CFTC Charges New York Company with Operating Bitcoin Ponzi Scheme
The CFTC charged a New York-based company and its CEO with fraud for operating a "bitcoin Ponzi Scheme."
In a Complaint filed in the U.S. District Attorney's Office for the Southern District of New York, the CFTC alleged that Gelfman Blueprint, Inc. and Nicholas Gelfman (collectively, "Gelfman") solicited and received over $600,000 from investors to enter into contracts of sale for bitcoin through online trading platforms. In connection with the solicitation of investments, Gelfman allegedly misrepresented the performance of its algorithmic trading computer program – called "Jigsaw" – by claiming that it generated significant monthly profits while protected against risk presented by trading in bitcoin. The CFTC alleged that the Jigsaw trading program was actually used only for "infrequent and unprofitable trading." The CFTC claimed that Gelfman frequently made material misrepresentations related to monthly returns and other related indicators of success and security through social media, internet chat rooms and in-person conversations.

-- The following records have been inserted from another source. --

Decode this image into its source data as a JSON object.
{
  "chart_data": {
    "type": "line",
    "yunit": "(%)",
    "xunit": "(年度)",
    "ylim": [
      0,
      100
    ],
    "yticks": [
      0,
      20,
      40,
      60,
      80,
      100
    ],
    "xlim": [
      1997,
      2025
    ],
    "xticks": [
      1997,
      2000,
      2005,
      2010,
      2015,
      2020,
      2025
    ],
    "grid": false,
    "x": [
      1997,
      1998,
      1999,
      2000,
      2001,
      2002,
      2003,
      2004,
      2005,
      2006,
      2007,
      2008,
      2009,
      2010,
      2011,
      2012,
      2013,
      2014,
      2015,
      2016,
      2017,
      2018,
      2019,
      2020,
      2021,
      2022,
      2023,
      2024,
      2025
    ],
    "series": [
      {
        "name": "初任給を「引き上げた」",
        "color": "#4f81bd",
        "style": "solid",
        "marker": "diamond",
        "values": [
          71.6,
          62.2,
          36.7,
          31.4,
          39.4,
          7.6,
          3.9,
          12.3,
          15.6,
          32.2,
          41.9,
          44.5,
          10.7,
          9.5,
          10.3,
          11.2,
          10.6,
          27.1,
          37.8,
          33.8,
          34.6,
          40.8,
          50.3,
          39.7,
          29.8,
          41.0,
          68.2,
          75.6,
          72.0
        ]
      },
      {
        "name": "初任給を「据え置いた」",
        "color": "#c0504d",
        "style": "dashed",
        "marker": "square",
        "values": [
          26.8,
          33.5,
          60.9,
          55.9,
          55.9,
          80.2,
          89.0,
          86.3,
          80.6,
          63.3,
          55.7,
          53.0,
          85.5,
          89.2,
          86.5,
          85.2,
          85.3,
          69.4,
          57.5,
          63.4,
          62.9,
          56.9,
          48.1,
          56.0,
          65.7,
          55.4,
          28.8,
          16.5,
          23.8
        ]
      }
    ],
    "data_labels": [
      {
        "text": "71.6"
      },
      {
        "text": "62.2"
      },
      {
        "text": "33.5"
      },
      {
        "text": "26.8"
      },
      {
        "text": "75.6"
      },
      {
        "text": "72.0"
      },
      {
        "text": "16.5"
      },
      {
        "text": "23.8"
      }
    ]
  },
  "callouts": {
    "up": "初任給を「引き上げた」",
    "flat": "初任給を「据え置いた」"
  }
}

In addition, the CFTC alleged that Gelfman provided customers with fraudulent account statements and reports demonstrating fabricated trading activity and profits. The CFTC concluded that Gelfman misappropriated investor funds for personal enrichment and for other unauthorized uses and that Gelfman then claimed that investor funds were lost due to a hacking incident.
As a result of the alleged misconduct, the CFTC charged Gelfman with violating CEA Section 6(c)(1) and CFTC Rule 180.1. The CFTC seeks, among other things, restitution for the alleged victims of the scheme, disgorgement of profits, civil monetary penalties, and a ban on trading.
Commentary
This enforcement action demonstrates the CFTC's commitment to continue to regulate the trading of bitcoin, which the CFTC considers to be a commodity. Coupled with the SEC's recent guidance that it considers, depending on the circumstances, ICOs or Initial Coin Offerings to be offerings of securities, this enforcement action shows strong interest by federal market regulators in policing the increasingly lucrative markets for virtual currencies and blockchain-based businesses.